Un mois après le début de l'offensive en avril 2003, le régime de Saddam Hussein était renversé. En mai, le président américain proclamait la fin des opérations de combat en Irak. Mais c'était le début d'une occupation, entérinée aussitôt par l'ONU, et en fait d'une guerre qui allait encore durer huit autres années. Les troupes anglo-américaines devinrent une « force multinationale », occupant l'Irak à la demande d'un gouvernement irakien intérimaire qu'elles venaient elles-mêmes d'installer.

L'occupation américaine ne réussit jamais à s'imposer vraiment. Mi-juin 2003, l'armée américaine dut lancer une opération appelée « Scorpion du désert » contre les forces fidèles au régime déchu, au nord et nord-ouest du pays. Quelques jours plus tard, face à l'insécurité croissante, ce fut la nouvelle opération « Crotale du désert » contre l'ancien bastion de Saddam Hussein, au nord de Bagdad. Durant les mois qui suivirent, la force multinationale, aidée par une « sécurité irakienne » mise en place par les USA, lançait une opération, cette fois contre les milices chiites du dirigeant intégriste chiite Moqtada El Sadr dans plusieurs villes, en particulier la capitale Bagdad.

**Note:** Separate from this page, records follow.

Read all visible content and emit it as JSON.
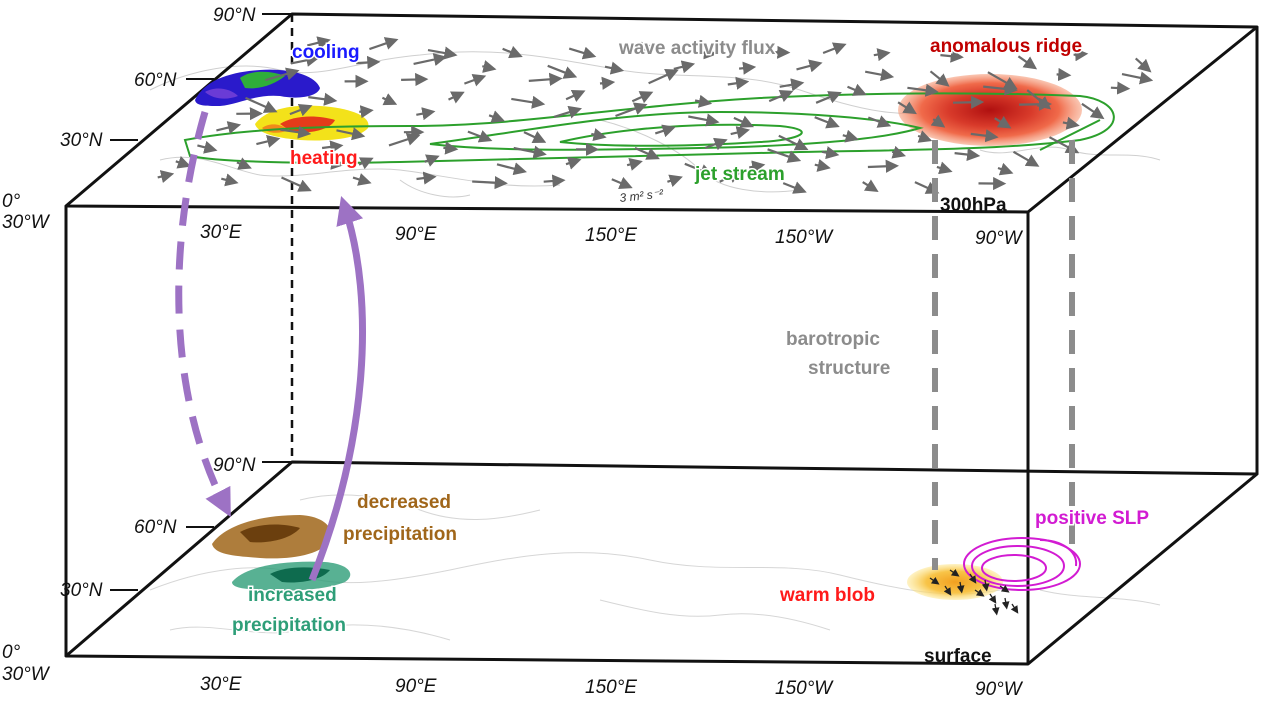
{
  "diagram": {
    "top_level": {
      "level_label": "300hPa",
      "lat_ticks": [
        "90°N",
        "60°N",
        "30°N",
        "0°"
      ],
      "lon_ticks": [
        "30°W",
        "30°E",
        "90°E",
        "150°E",
        "150°W",
        "90°W"
      ],
      "labels": {
        "cooling": "cooling",
        "heating": "heating",
        "wave_activity_flux": "wave activity flux",
        "anomalous_ridge": "anomalous ridge",
        "jet_stream": "jet stream",
        "vector_scale": "3 m² s⁻²"
      }
    },
    "middle": {
      "barotropic_line1": "barotropic",
      "barotropic_line2": "structure"
    },
    "bottom_level": {
      "level_label": "surface",
      "lat_ticks": [
        "90°N",
        "60°N",
        "30°N",
        "0°"
      ],
      "lon_ticks": [
        "30°W",
        "30°E",
        "90°E",
        "150°E",
        "150°W",
        "90°W"
      ],
      "labels": {
        "decreased_line1": "decreased",
        "decreased_line2": "precipitation",
        "increased_line1": "increased",
        "increased_line2": "precipitation",
        "positive_slp": "positive SLP",
        "warm_blob": "warm blob"
      }
    },
    "colors": {
      "cooling": "#1a1aff",
      "heating": "#ff1a1a",
      "wave_activity_flux": "#8c8c8c",
      "anomalous_ridge": "#c00000",
      "jet_stream": "#2ca02c",
      "barotropic": "#8c8c8c",
      "decreased_precip": "#a0661a",
      "increased_precip": "#2e9e78",
      "positive_slp": "#d21bd2",
      "warm_blob": "#ff1a1a",
      "arrow_purple": "#9d72c4"
    }
  }
}
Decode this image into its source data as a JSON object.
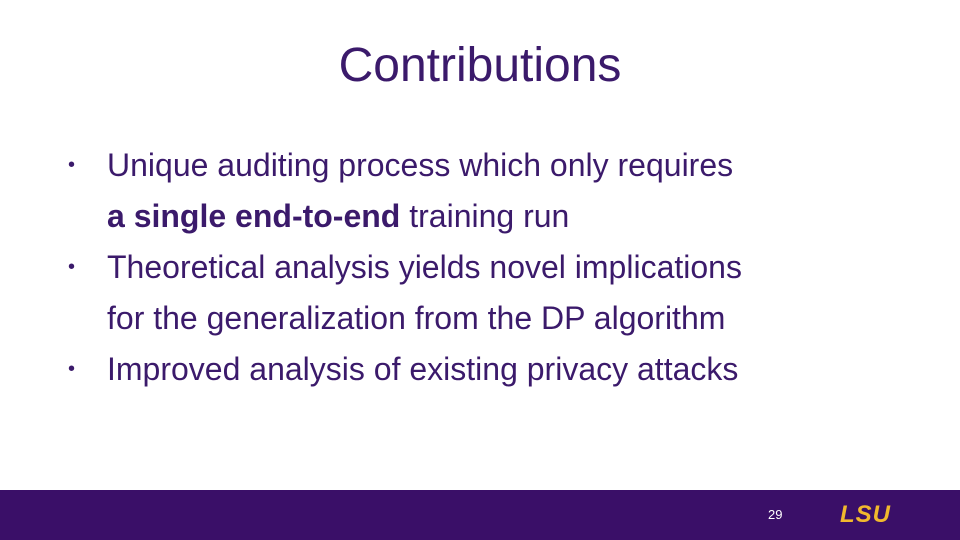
{
  "slide": {
    "title": "Contributions",
    "bullets": [
      {
        "lines": [
          [
            {
              "text": "Unique auditing process which only requires",
              "bold": false
            }
          ],
          [
            {
              "text": "a single end-to-end",
              "bold": true
            },
            {
              "text": " training run",
              "bold": false
            }
          ]
        ]
      },
      {
        "lines": [
          [
            {
              "text": "Theoretical analysis yields novel implications",
              "bold": false
            }
          ],
          [
            {
              "text": "for the generalization from the DP algorithm",
              "bold": false
            }
          ]
        ]
      },
      {
        "lines": [
          [
            {
              "text": "Improved analysis of existing privacy attacks",
              "bold": false
            }
          ]
        ]
      }
    ],
    "page_number": "29",
    "logo": "LSU"
  }
}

Après la chute du régime de Saddam Hussein, les dirigeants américains ne disposaient plus d'un appareil d'État capable de stabiliser la situation afin de garantir la reprise des affaires, les piliers du régime qu'étaient l'armée et le parti Baas de Saddam Hussein ayant été dissous. Ils cherchèrent d'autres appuis parmi les éléments les plus réactionnaires de l'opposition, en particulier les partis religieux chiites qui avaient une base populaire. En agissant ainsi, ils créèrent une situation d'affrontement entre les différentes milices religieuses et les autres factions armées, kurdes ou autres. Chacune d'elles chercha à mener la lutte contre l'occupant pour son propre compte, pour parvenir à occuper le pouvoir au niveau local ou national. Les conflits entre les uns et les autres se transformèrent en véritable guerre civile, notamment entre sunnites et chiites, qui pourtant avaient vécu ensemble sous Saddam Hussein. La capitale Bagdad se divisa entre une série de ghettos sunnites ou chiites. Deux millions de réfugiés, en majorité sunnites, quittèrent l'Irak pour la Jordanie ou la Syrie. Deux autres millions, chassés de chez eux par les différentes milices ou les armées de la coalition, n'eurent pas les moyens de quitter le pays et durent s'installer où ils pouvaient.

Finalement, des élections eurent lieu en 2005, donnant une majorité parlementaire aux partis religieux chiites. Un chiite, Nouri al-Maliki, toujours en place à l'heure actuelle, fut chargé de former un gouvernement. Mais l'insécurité et la violence ne cessèrent pas, bien au contraire. Les attentats continuèrent à succéder aux attentats.

Misère et chaos

Aujourd'hui, le pays reste profondément divisé entre chiites et sunnites. La zone kurde au nord du pays a conquis de fait une quasi-indépendance. La tension est permanente entre le pouvoir irakien et les dirigeants de cette zone autonome kurde pour le contrôle de territoires limitrophes dont le sous-sol regorge de pétrole. Des élections provinciales prévues le 20 avril prochain ont été reportées de plusieurs mois sur décision du gouvernement, en raison de la situation sécuritaire.

Les troupes des États-Unis sont parties maintenant depuis plus d'un an, mais la présence de l'impérialisme américain reste massive. L'armée US a été remplacée par des mercenaires à la solde des États-Unis ou des compagnies américaines. La production pétrolière a ainsi pu repartir, et a même retrouvé son niveau d'avant-guerre. Les grandes compagnies pétrolières se frottent les mains.

La population, quant à elle, a payé le prix fort. Selon certaines estimations, la guerre aurait fait près de 1,5 million de morts. Aux sept millions de personnes qui ont dû fuir et se réfugier dans des camps, il faut ajouter les victimes des exactions commises par l'armée américaine, mais aussi par l'armée irakienne reconstituée, par les mercenaires ou les milices religieuses. La guerre a détruit des pans entiers de l'économie, mis à bas le réseau de distribution de l'électricité, de l'eau, le système de santé et d'éducation, dans un pays qui fut l'un des plus avancés du Moyen-Orient. Tel est le triste bilan pour la population irakienne des dix années de guerre au terme desquelles elle ne voit se dessiner qu'un avenir désespérant.